Kamis, 13 Januari 2011

KARAENG PATTINGALLOANG








Bagian I Trilogi Drama Teropong dan Meriam
KARAENG PATTINGALLOANG
(Diilhami oleh cerpen Menghadap Karaeng Pattingalloang karya Sinansari Ecip).
Pementasan I    : Pertemuan Sastrawan Nusantara, Auditorium RRI, Makassar, 1992.
Pementasan II   : Festival Teater Indonesia, Taman Budaya, Solo, 1993.
Pementasan III : Festival Istiqlal II, TIM, Jakarta, 1995.
Naskah: Fahmi Syariff.
Sutradara: Jacob Marala.
Produksi: Teater Makassar, Dewan Kesenian Makassar, Sulawesi Selatan.
Produser: Arsal Alhabsi.

Sinopsis
Kerajaan Gowa dan Kerajaan Tallo pada awalnya terlibat dalam kancah peperangan. Tetapi setelah perdamaian terjadi, keduanya menjadi kerajaan kembar, Gowa-Tallo, dengan kesepakatan: setiap Raja Tallo harus menjadi Mangkubumi Kerajaan Gowa. Dari kesepakatan itulah lahir idiom se’re ata ruwa karaeng (satu abdi dua raja).
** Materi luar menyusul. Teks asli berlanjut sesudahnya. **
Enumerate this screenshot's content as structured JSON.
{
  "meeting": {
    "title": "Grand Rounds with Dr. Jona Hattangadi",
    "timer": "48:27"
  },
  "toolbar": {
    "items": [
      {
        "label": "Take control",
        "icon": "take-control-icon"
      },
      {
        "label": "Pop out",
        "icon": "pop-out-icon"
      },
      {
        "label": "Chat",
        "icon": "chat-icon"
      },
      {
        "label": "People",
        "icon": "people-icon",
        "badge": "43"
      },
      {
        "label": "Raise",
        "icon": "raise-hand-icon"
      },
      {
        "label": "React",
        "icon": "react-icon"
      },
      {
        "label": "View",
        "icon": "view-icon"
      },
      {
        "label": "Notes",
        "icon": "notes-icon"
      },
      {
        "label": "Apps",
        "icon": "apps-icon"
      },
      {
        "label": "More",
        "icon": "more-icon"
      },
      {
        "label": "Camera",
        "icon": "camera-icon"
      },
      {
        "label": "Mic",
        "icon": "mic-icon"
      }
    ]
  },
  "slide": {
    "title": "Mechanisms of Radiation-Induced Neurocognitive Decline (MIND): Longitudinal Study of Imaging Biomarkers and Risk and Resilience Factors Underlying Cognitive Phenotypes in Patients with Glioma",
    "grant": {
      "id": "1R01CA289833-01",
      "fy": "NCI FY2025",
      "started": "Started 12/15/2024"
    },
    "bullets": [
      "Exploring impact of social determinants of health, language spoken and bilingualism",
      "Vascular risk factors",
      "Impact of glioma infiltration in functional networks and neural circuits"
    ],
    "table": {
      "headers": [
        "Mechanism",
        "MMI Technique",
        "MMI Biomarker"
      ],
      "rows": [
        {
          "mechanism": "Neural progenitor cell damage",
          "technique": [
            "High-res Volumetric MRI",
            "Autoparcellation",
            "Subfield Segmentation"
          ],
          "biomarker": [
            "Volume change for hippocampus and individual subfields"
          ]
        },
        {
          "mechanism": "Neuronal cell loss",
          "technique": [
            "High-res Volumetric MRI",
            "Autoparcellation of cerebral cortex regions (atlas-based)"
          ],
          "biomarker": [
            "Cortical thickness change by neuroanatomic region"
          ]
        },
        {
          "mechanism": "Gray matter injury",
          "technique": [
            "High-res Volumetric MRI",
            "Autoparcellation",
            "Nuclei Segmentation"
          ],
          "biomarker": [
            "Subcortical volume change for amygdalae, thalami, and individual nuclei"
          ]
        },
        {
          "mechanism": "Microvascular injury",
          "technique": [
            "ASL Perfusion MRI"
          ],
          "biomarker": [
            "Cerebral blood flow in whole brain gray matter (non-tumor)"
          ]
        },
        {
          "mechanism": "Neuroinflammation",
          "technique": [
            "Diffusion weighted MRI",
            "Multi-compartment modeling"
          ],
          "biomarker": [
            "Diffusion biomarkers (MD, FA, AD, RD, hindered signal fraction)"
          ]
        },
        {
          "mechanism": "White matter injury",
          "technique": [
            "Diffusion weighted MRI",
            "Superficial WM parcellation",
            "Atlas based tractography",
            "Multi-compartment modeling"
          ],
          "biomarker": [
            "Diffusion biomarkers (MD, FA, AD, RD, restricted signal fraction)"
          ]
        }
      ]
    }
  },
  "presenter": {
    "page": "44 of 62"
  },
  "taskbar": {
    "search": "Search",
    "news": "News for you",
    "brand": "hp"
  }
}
Raja Tallo, Karaeng Pattingalloang (Agustus 1600-15 September 1654) bernama asli I Manngada’cinna Daeng Sitaba, menjadi Mangkubumi Kerajaan Gowa pada masa pemerintahan Raja Gowa XV. Kepopulerannya sebagai seorang cendekiawan dan negarawan yang cerdas bukan saja di Gowa dan di Tallo, melainkan juga sampai di luar kerajaan. Beliau menulis beberapa buku tentang ketatanegaraan, soal-soal perseroan, dan hukum-hukum pelayaran. Selain itu, dia juga menguasai astronomi dan mahir dalam beberapa bahasa asing yaitu bahasa Arab, Portugis, Spanyol, Denmark, dan Latin.

Keluarbiasaan Karaeng Pattingalloang tersebut menyebabkan Bendaharawan Kerajaan Tallo, Daeng Materru’ (Sang Pemberani), bermaksud menganugerahkan nama sandang Cikal Kemakmuran dan mengucapkan Sumpah Setia Kebulatan Tekad para takyat kepada pemerintahnya. Dia pun menentukan waktu untuk melaksanakannya, yaitu pada malam Lebaran Idul Fithri.

Atas dasar Surah Al-Ashr, surah yang menegaskan bahwa manusia yang tidak menggunakan masanya (waktunya) dengan sebaik mungkin termasuk manusia yang merugi, malam lebaran kali itu dimuati dengan sekian banyak kegiatan seusai takbir keliling.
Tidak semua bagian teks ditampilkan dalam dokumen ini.